Астафьев присвистнул, а Колодников продолжал:
— Парень тот рвался в реанимацию, и ножичек у него был точно такой же, каким пырнули девицу.
— И долго мне здесь торчать?
— Пока не пришлю смену. Я сейчас сгоняю в управление, выбью пару орлов для охраны, как минимум, через два часа тебя сменят.
— Точно?
Колодников принял обиженный вид.
— Ты что, меня не знаешь?
— Слушай, — умоляюще прижал руки к груди Юрий. — Мне в девять как штык надо будет отсюда слинять!
— В девять?! Смеешься?! — возмутился Колодников. — В восемь будешь свободен, как фанера в полете. По рукам?
— Ну ладно, уговорил, — нехотя согласился Астафьев.
Они хлопнули друг друга по рукам, и оперативник своей семенящей походочкой заспешил к выходу, а поскучневший лейтенант тяжело вздохнул, сунул пистолет за пояс и шагнул в палату, на ходу придав лицу предельно вежливое выражение.
На свидание в тот вечер Астафьев так и не попал. Как это обычно бывает, Колодников столкнулся с массой неожиданных проблем. Ни Фомина, ни его заместителей на месте не было. После похорон Петренко все они, как подозревал Колодников, находились на даче одного из замов, подполковника Мамонова, — поминали покойного. Дежурный по городу наотрез отказался давать людей для охраны Орловой, сославшись на нехватку милиционеров.
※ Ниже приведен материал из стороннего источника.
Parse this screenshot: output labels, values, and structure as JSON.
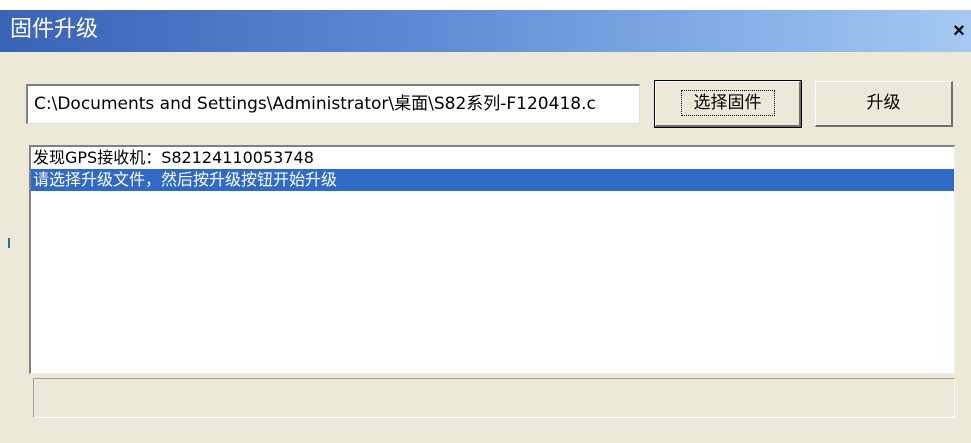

— Сейчас пора отпусков, сам знаешь. Лишних нет.
— Ты что, не понимаешь, насколько это серьезно? — настаивал Колодников. — Может, снять пару бойцов с дежурства?
— Андрей, я все понимаю, но на это должен быть приказ кого-то из замов или командира роты. Лично у меня никого нет. Семеро в Чечне… Знаешь, сколько штыков сегодня вышло у меня на разводе?
— И сколько?
— Семь.
— А остальные где? — ошеломленно спросил Колодников.
— Остальные протирают штаны в избирательных участках, охраняют эти долбаные бумажки!
— Бюллетени?
— Ну да.
— Дурдом! — вздохнул Андрей. — Да, было в России две напасти: дураки и дороги, теперь стало три, еще и выборы добавились. Кого бы мне поискать?
— Ну, хотя бы Звонковича.
— Где он, не знаешь?
— Тут был, посмотри в кабинете. В кабинете Звонковича не было, и Колодников отправился в путешествие по коридорам родного управления, толкаясь во все двери. Большая часть комнат была закрыта, в остальных Звонковича либо не было, либо был, но ушел. Толкнув одну из дверей и убедившись, что она закрыта, майор хотел идти дальше, но, услышав неясный шум, остановился. Казалось, что в кабинете гудит растревоженный пчелиный улей, сопровождающийся легким позвякиванием стекла. В этом кабинете размещались районные участковые. Андрей осторожно постучал, и тут же пчелиный рой затих. Усмехнувшись, он постучал еще раз. Отчетливо стали слышны приглушенные переговоры. Наконец дверь приоткрылась, и в проеме показалось круглое лицо участкового, капитана Фортуны.
Обычно добродушное, сейчас оно выглядело испуганным, но, увидев майора, участковый облегченно вздохнул:
— Фу, блин, это ты, Андрюха. А мы уж думали, снова Мамонов шмонает.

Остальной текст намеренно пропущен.